Por exemplo um problema maior em quimioterapia e terapiade radiação para câncer é a dificuldade de alcançar extermínio de célulaespecífica de tumor. A incapacidade de radiação ou de agentesquimioterapêuticos citotóxicos de distinguir entre células de tumor e célulasnormais necessariamente limita a dosagem que pode ser aplicada. Como umresultado, relapso de doença devido às célula de tumor sobreviventesresiduais é freqüentemente observado, e assim há uma necessidade clara deestratégias não-cirúrgicas alternativas. Desenvolvimento de técnicas deterapia genética está abordando realização clínica para o tratamento dedoenças neoplásicas e metabólicas, e numerosos genes exibindo atividade deanti-tumor têm sido identificados. Contudo, a utilidade dos métodos de terapiagenética tem sido limitada devido à toxicidade sistêmica de polipeptídeosanti-tumor codificados pelos construtos de terapia genética (Spriggs & Yates(1992) em Bentler, ed., Tumor Necrosis Factor: The Molecules and TheirEmerging Roles in Medicine, pp. 383-406 Raven Press, New York, N.Y.;Sigel & Puri (1991) J Clin Oncol 9:694-704; Ryffel (1997) Immunopathol83:18-20). Problemas com as estratégias de terapia genética do estadocorrente da técnica incluem a incapacidade para liberar o gene terapêuticoespecificamente para as células alvo. Isto acarreta toxicidade em células quenão são os alvos intencionados. Por exemplo, manipulação de gene p53suprime o crescimento de ambas células de tumor e células normais, e aadministração intravenosa de fator alfa de necrose de tumor (TNF.alfa.) induztoxicidade sistêmica com tais manifestações clínicas como febre ehipertensão. Tentativas têm sido feitas para suplantar estes problemas. Estasincluem tais estratégias como o uso de promotores específicos para tecidopara limitar a expressão de gene em tecidos específicos e o uso de calor(Voellmy R., et al., Proc. Natl. Acad. Sei. USA, 82:4949-4953 (1985)) oupromotores e intensificadores induzíveis por radiação ionizante (Trainman, R.H., et al., Cell 46: 567-574 (1986); Prowess, R., et al., Proc. Natl. Acad. Sei.USA 85, 7206-7210 (1988)) para intensificar a expressão do gene terapêuticoem uma maneira temporal e espacialmente controlada.

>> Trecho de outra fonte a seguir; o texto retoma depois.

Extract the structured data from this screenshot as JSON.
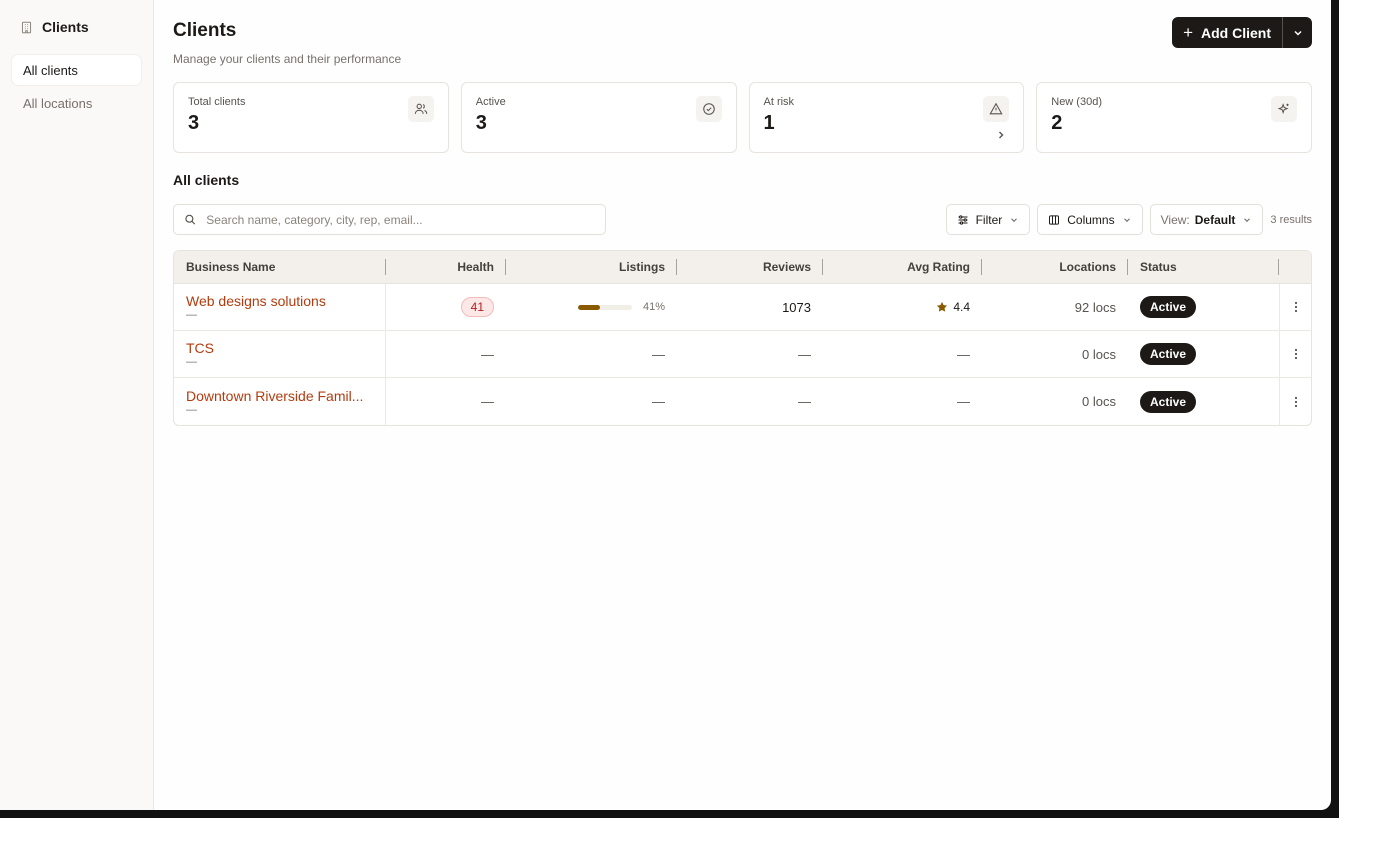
{
  "sidebar": {
    "title": "Clients",
    "items": [
      {
        "label": "All clients",
        "active": true
      },
      {
        "label": "All locations",
        "active": false
      }
    ]
  },
  "header": {
    "title": "Clients",
    "subtitle": "Manage your clients and their performance",
    "add_button": "Add Client"
  },
  "stats": [
    {
      "label": "Total clients",
      "value": "3",
      "icon": "users-icon"
    },
    {
      "label": "Active",
      "value": "3",
      "icon": "check-circle-icon"
    },
    {
      "label": "At risk",
      "value": "1",
      "icon": "warning-triangle-icon"
    },
    {
      "label": "New (30d)",
      "value": "2",
      "icon": "sparkles-icon"
    }
  ],
  "section_title": "All clients",
  "toolbar": {
    "search_placeholder": "Search name, category, city, rep, email...",
    "filter_label": "Filter",
    "columns_label": "Columns",
    "view_prefix": "View:",
    "view_value": "Default",
    "results": "3 results"
  },
  "table": {
    "headers": [
      "Business Name",
      "Health",
      "Listings",
      "Reviews",
      "Avg Rating",
      "Locations",
      "Status"
    ],
    "rows": [
      {
        "name": "Web designs solutions",
        "sub": "—",
        "health": "41",
        "listings_pct": 41,
        "listings_label": "41%",
        "reviews": "1073",
        "rating": "4.4",
        "locations": "92 locs",
        "status": "Active"
      },
      {
        "name": "TCS",
        "sub": "—",
        "health": "—",
        "listings_label": "—",
        "reviews": "—",
        "rating": "—",
        "locations": "0 locs",
        "status": "Active"
      },
      {
        "name": "Downtown Riverside Famil...",
        "sub": "—",
        "health": "—",
        "listings_label": "—",
        "reviews": "—",
        "rating": "—",
        "locations": "0 locs",
        "status": "Active"
      }
    ]
  },
  "colors": {
    "accent_dark": "#1c1917",
    "link": "#b23c0f",
    "health_bad": "#b91c1c",
    "listing_bar": "#8a5a00",
    "star": "#8a5a00"
  }
}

Vetores adenovirais possuem numerosos atributos que ostornam veículos de liberação de gene úteis para terapia genética sistêmica.Idealmente, um tal sistema seria planejado de modo que vetor sistemicamenteadministrado se alojaria especificamente nas células de tumor alvo seminfecção ectópica de células normais. Contudo, um bloqueio impróprio paraesta abordagem é o fato de que os vetores adenovirais administradossistemicamente são seqüestrados em sua maioria no fígado. Portanto medidasque especificamente controlem a distribuição de expressão de transgeneliberada têm que ser sobrepostas sobre o vetor básico para aplicabilidadeótima de vetores adenovirais.

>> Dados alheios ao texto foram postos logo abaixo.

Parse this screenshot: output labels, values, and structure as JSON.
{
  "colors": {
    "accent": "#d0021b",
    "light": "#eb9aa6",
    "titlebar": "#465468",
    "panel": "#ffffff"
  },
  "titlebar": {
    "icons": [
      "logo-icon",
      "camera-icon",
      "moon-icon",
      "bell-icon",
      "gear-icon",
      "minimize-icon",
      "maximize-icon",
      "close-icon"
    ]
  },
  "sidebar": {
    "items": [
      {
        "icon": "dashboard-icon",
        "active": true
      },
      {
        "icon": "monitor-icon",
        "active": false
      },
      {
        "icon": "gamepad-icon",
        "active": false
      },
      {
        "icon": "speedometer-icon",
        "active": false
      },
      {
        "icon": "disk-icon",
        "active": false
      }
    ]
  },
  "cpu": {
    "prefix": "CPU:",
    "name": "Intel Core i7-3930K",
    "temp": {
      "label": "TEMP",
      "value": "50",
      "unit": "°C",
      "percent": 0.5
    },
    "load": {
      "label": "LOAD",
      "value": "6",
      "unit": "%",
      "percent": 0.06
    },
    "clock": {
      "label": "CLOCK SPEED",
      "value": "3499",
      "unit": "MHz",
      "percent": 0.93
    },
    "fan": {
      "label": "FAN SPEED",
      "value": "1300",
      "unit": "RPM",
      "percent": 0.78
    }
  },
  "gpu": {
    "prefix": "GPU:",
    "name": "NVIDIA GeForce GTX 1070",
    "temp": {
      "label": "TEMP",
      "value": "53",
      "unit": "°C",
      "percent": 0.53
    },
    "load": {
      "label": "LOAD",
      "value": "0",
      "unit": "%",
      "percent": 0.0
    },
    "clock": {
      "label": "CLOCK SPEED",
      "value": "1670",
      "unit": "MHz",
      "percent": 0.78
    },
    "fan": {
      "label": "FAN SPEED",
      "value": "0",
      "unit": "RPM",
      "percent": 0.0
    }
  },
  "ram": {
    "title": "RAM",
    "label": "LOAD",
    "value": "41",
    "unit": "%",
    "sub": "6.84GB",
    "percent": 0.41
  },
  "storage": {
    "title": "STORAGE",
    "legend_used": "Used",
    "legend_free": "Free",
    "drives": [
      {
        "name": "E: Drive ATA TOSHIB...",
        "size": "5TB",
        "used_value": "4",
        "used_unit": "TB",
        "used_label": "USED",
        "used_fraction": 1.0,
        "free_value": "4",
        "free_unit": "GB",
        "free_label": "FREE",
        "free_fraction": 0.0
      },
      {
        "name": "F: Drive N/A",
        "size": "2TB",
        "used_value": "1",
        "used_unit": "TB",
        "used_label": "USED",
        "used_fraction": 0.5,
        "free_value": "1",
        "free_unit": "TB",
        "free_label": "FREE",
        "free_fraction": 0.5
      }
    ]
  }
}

Infelizmente, para a maioria dos presentes sistemas deexpressão a expressão de ingrediente ativo não está restringida aos sítios detumor devido à 'mutação de atividade subnormal' dos promotores disponíveislimitando deste modo a eficiência de tais abordagens. Promotores específicospara tecido podem adicionar outro grau de seletividade de expressão detransgene mas há poucos destes que têm sido validados in vivo e estão todossujeitos a algum grau de 'mutação de atividade subnormal' ou ativação nãoespecífica. Um mecanismo versátil para expressão de gene controlável éportanto elevadamente desejável para terapia genética.

Um mecanismo para controlar expressão de gene deveidealmente incluir controle tanto especial quanto temporal de expressão degene. Uma estratégia existente emprega um sinal quimicamente regulado, porexemplo o sistema de expressão de gene induzível por tetraciclina (Gossen &Bujard (1992) Proc Natl Acad Sci USA 89:5547-5551; Gossen & Bujard(1993) Nuc Acids Res 21(18):4411-4412; Gossen et al. (1995) Science268:1766-1769). Uma abordagem similar envolve a provisão de radiação deionização para ativar um promotor radiossensível, e.g. o promotor EGR-I(Weischelbaum et al. (1994) Câncer Res 54:4266-4269; Hallahan et al. (1995)Nat Med 1(8):786-791; Joki et al. (1995) Hum Gen Ther 6:1507-1513). Umplanejamento alternativo baseia-se em controle endógeno de expressão degene. Por exemplo, o promotor CEA é seletivamente expressado em célulasde câncer (Hauck & Stanners (1995) J Biol Chem 270:3602; Richards et al.(1995) Human Gene Ther 6:881-893).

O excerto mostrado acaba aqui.